Laten we zeggen dat onze voetballer stopt met voetballen op 35-jarige leeftijd. Met een gemiddeld rendement van 4% per jaar heeft hij nu €1.126.101 te besteden voor overgangspensioen. Volgens de uitbetalingstabel kan dit bedrag in minimaal 84 maanden (7 jaar) of maximaal 168 maanden (14 jaar) aan hem worden uitbetaald. Kiest hij voor de langere uitkeringsperiode, dan krijgt hij 6.703 euro per maand (1.126.101 euro gedeeld door 168 maanden). Gedurende de betalingstermijn heeft hij ook recht op rente over het resterende deel van het pensioenfonds. Bij een rente van 2% zal het maandbedrag ruim € 7.700,- bruto bedragen. Dat klinkt op zich best goed, maar het betekent wel een flinke daling van het inkomen van de voetballer. Daarnaast stopt de uitkering na 14 jaar. Dan is hij pas 49 jaar oud.
Ouderdomspensioen
Naast het overgangspensioen is er ook een ouderdomspensioen. Dit pensioen wordt toegekend aan de Nationale Nederlanden en de ASR. Dit betreft de zogenaamde beschikbare premieregeling, waarvan de kosten voor rekening van de werkgever (voetbalclub) komen. Het ouderdomspensioen gaat pas in als de voetballer ook AOW ontvangt. De hoogte van dit pensioen is onder meer afhankelijk van het aantal deelnemersjaren.
Voetballers in financiële moeilijkheden
Goede voetballers verdienen vaak al op jonge leeftijd heel goed. Er is echter ook de verleiding om veel uit te geven. Als al je collega’s in een Bentley rijden, blijf je natuurlijk niet lang trouw aan je Volkswagen. Natuurlijk hoor je ook niet thuis zonder een groot huis en dure vakanties. Daarom is een extreem bestedingspatroon heel gebruikelijk. Als een voetbalcarrière voorbij is, vallen mensen vaak in een diep financieel gat. Het inkomen daalt snel en er is meestal geen manier om het inkomen op peil te houden. Vaak heeft de financiële achteruitgang ook gevolgen voor de relatie van de voetballer. Daarom is echtscheiding op zo’n moment niet zeldzaam. Een vervelend neveneffect van zo’n scheiding is dat de voetballer recht heeft op een deel van het overbruggingspensioen. Het deel van het overbruggingspensioen dat tijdens het huwelijk wordt opgebouwd, moet 50/50 tussen man en vrouw worden verdeeld. Dit alles kan leiden tot ernstige financiële problemen. In Nederland zijn er veel voorbeelden van voetballers die kort na hun carrière failliet gaan.

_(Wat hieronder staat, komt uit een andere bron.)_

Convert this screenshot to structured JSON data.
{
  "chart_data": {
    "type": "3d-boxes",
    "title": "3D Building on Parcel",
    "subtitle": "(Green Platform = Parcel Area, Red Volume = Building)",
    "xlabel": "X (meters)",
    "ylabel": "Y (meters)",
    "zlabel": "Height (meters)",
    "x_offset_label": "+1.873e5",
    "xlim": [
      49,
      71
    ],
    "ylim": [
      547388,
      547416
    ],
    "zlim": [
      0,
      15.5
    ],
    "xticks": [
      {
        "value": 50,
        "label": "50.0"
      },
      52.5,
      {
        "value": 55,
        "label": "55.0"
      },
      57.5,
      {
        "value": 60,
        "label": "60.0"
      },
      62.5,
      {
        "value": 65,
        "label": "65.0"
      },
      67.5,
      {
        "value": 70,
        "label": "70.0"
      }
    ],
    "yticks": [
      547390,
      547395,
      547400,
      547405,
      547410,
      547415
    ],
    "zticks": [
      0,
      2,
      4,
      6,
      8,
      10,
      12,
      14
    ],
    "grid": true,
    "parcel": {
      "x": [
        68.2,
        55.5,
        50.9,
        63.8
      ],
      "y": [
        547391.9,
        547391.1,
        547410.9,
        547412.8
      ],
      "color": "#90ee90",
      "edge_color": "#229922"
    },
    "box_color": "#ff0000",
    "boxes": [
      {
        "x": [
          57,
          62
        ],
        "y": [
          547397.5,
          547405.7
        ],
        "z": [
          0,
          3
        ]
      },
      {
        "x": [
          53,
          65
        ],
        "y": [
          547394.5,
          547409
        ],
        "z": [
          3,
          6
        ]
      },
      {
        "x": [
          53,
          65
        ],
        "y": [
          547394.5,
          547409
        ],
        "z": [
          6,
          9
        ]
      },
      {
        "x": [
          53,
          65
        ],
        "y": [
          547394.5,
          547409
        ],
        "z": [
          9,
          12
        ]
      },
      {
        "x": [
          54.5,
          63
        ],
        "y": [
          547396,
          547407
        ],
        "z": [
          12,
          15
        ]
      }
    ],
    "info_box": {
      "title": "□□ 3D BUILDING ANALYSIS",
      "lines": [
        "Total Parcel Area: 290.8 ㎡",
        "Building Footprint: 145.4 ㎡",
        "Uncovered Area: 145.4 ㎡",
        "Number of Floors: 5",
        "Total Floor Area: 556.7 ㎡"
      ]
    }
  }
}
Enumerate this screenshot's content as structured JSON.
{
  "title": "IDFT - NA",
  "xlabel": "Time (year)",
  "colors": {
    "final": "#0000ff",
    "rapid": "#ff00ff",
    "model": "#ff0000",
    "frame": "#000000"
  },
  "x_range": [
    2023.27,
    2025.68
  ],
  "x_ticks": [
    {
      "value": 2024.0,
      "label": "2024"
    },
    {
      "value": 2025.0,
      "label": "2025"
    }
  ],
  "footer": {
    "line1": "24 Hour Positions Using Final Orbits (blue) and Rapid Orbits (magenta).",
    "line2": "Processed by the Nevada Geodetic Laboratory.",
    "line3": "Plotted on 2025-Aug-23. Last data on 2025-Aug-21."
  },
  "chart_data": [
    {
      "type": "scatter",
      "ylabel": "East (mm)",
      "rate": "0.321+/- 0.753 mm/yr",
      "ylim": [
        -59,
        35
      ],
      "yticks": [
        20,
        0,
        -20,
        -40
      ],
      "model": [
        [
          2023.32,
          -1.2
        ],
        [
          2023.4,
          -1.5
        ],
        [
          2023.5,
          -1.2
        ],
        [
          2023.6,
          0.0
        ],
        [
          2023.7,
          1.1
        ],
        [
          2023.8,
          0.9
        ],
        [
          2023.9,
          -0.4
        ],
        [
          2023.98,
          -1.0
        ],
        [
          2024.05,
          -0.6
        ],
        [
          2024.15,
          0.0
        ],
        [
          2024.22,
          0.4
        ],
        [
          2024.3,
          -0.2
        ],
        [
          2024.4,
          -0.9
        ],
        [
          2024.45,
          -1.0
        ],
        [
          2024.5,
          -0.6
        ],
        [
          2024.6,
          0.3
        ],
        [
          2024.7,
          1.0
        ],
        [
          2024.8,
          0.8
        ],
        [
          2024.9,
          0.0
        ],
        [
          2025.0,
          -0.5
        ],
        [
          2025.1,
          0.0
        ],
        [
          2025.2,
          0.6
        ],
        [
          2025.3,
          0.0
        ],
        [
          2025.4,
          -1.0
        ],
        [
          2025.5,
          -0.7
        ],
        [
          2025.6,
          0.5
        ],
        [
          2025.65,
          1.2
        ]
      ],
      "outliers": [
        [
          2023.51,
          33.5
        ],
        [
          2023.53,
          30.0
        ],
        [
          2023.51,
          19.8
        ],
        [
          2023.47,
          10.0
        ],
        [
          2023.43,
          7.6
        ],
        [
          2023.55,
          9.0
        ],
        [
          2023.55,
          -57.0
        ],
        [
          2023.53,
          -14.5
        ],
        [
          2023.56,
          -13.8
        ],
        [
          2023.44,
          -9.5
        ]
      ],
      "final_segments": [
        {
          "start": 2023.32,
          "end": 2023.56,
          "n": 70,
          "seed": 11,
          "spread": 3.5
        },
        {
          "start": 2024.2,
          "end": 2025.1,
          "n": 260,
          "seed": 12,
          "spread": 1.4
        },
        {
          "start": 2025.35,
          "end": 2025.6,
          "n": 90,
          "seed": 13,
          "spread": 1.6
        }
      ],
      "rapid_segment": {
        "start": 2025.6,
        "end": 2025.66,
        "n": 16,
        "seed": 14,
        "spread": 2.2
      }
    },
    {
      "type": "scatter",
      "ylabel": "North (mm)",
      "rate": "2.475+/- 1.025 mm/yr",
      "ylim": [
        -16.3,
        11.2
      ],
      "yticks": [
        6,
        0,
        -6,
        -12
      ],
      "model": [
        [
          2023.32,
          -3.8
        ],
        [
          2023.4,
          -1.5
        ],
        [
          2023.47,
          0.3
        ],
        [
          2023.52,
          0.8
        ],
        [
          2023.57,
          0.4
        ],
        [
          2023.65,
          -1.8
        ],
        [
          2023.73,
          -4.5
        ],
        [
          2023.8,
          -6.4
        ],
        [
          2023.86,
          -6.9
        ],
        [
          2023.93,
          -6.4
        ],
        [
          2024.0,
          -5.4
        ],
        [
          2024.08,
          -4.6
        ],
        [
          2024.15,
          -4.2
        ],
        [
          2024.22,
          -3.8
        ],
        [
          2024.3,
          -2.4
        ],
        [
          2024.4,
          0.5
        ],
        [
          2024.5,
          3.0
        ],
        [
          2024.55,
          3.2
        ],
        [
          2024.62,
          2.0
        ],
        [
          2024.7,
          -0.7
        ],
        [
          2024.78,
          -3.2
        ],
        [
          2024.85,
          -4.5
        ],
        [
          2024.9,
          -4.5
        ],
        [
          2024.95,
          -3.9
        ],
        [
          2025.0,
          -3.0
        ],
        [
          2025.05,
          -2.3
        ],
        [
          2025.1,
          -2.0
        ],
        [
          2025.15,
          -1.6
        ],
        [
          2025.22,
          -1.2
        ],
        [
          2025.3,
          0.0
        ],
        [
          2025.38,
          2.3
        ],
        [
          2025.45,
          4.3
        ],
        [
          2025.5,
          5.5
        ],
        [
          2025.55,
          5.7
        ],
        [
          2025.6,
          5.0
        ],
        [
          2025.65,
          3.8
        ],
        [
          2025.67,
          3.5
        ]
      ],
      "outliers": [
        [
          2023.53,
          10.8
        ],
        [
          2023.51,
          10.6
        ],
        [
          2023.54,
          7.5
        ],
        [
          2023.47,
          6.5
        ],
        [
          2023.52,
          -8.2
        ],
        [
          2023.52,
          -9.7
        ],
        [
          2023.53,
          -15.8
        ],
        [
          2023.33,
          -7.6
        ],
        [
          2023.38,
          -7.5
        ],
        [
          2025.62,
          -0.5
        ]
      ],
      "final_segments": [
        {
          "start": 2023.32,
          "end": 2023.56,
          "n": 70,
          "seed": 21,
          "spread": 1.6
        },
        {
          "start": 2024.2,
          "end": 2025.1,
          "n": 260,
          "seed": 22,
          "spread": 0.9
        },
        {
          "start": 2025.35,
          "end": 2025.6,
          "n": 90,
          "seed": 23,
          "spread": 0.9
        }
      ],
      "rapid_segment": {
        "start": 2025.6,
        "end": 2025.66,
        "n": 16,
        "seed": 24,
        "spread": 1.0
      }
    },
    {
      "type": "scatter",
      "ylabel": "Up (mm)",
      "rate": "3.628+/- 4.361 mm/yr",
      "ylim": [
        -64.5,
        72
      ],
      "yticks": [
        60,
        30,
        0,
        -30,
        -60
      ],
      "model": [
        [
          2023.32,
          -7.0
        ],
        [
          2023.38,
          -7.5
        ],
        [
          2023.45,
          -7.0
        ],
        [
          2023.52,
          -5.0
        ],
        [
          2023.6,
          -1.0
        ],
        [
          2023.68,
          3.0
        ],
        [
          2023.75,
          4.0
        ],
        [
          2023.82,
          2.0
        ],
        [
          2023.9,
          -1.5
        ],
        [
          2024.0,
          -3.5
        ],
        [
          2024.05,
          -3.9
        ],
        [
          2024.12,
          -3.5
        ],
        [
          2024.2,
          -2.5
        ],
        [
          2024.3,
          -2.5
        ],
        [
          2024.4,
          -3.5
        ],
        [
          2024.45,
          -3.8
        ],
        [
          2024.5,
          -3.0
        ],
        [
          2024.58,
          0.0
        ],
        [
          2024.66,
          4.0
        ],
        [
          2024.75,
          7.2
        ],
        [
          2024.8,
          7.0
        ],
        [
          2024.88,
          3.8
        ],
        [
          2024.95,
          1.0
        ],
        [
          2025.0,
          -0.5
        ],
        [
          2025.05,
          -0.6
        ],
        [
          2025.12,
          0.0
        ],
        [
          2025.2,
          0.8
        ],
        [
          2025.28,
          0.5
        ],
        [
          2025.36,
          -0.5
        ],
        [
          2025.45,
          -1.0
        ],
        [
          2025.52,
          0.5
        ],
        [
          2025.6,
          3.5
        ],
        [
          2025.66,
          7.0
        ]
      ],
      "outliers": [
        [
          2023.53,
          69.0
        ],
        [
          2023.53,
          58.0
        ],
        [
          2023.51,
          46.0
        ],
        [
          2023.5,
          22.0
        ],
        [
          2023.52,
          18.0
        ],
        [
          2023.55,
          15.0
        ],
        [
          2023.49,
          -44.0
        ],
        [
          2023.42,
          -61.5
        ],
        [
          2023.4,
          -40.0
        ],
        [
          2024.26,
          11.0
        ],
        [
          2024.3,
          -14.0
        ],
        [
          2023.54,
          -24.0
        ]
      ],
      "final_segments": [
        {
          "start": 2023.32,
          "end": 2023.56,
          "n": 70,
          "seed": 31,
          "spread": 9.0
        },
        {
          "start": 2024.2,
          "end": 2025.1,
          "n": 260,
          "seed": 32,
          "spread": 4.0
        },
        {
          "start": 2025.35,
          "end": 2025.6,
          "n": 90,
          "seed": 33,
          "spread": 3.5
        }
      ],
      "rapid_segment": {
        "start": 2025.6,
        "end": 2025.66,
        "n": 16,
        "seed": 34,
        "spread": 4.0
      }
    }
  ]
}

Het lijkt erop dat maar liefst 60% van de Engelse profvoetballers failliet gaat na het stoppen met voetbal.
Financiële planning
Het financiële leven van een voetballer lijkt rooskleurig, maar hij moet zijn financiële toekomst goed plannen. Verplicht overgangspensioen is slechts een gedeeltelijke oplossing. De toeslag is beduidend lager dan het inkomen dat de voetballer gewend is. Bovendien is de uitkering eigenlijk nooit gekoppeld aan een ouderdomspensioen. De voetballer zal dus meer moeten doen voor een onbezorgde toekomst. Het is niet verstandig om te vertrouwen op de toekomst van de coach. Coaches zijn immers minder nodig dan voetballers. Investeren in een bedrijf, kledinglijn of onroerend goed kan een goede keuze zijn. Een bescheidener uitgavenpatroon in de loop van een carrière zou waarschijnlijk ook verstandig zijn.